1

I have a simple dynamodb2 table that contains task_names (string) and their start times (number/float). How can I get all records that have start time greater than a given number X? Currently, I tried making start time as a global secondary index and used the following:

table hashkey is task_name and range key is start time.
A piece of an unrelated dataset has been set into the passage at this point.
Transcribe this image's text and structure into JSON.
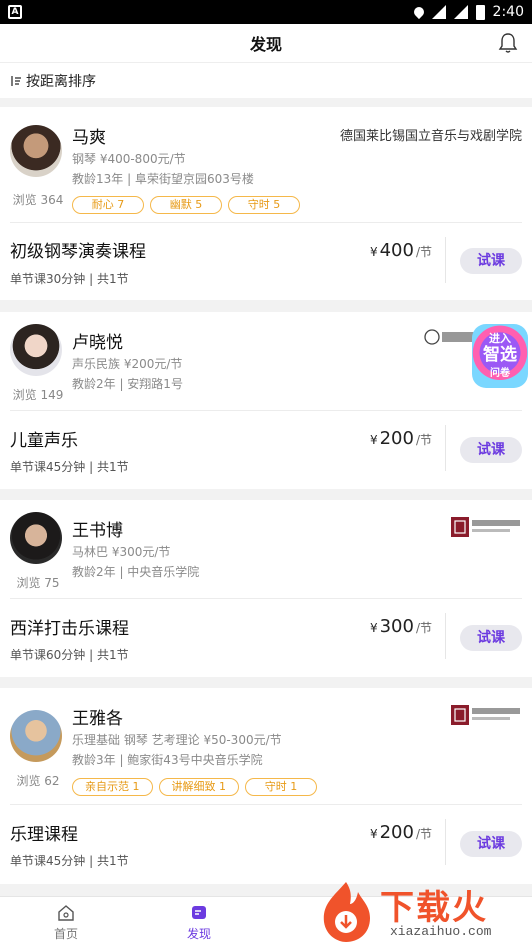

I made a secondary global index on start_time (start_time-index) and use it to query below.

recs =tab.query(start_time__gte=1, index='start_time-index')

However, it says:

Traceback (most recent call last):
  File "<stdin>", line 1, in <module>
  File "/nail/home/osarood/work/.venv/local/lib/python2.7/site-packages/boto/dynamodb2/results.py", line 62, in __next__
    self.fetch_more()
  File "/nail/home/osarood/work/.venv/local/lib/python2.7/site-packages/boto/dynamodb2/results.py", line 146, in fetch_more
    results = self.the_callable(*args, **kwargs)
  File "/nail/home/osarood/work/.venv/local/lib/python2.7/site-packages/boto/dynamodb2/table.py", line 1132, in _query
    **kwargs
  File "/nail/home/osarood/work/.venv/local/lib/python2.7/site-packages/boto/dynamodb2/layer1.py", line 1522, in query
    body=json.dumps(params))
  File "/nail/home/osarood/work/.venv/local/lib/python2.7/site-packages/boto/dynamodb2/layer1.py", line 2100, in make_request
    retry_handler=self._retry_handler)
  File "/nail/home/osarood/work/.venv/local/lib/python2.7/site-packages/boto/connection.py", line 937, in _mexe
    status = retry_handler(response, i, next_sleep)
  File "/nail/home/osarood/work/.venv/local/lib/python2.7/site-packages/boto/dynamodb2/layer1.py", line 2140, in _retry_handler
    response.status, response.reason, data)
boto.dynamodb2.exceptions.ValidationException: ValidationException: 400 Bad Request
{u'message': u'Query key condition not supported', u'__type': u'com.amazon.coral.validate#ValidationException'}
Krease
  • 15,805
  • 8
  • 54
  • 86
Osman Sarood
  • 121
  • 10

1 Answers1

-2

(EDITED - see revision history for original incorrect answer)

The reason you're getting an error is because you haven't specified the hashkey for the query - you must include the hash key attribute name and value as an EQ condition.

In order to solve this, there are a couple of alternatives:

If you know the task name when performing your range query, you don't need a GSI; just include the taskName in the query with EQ condition.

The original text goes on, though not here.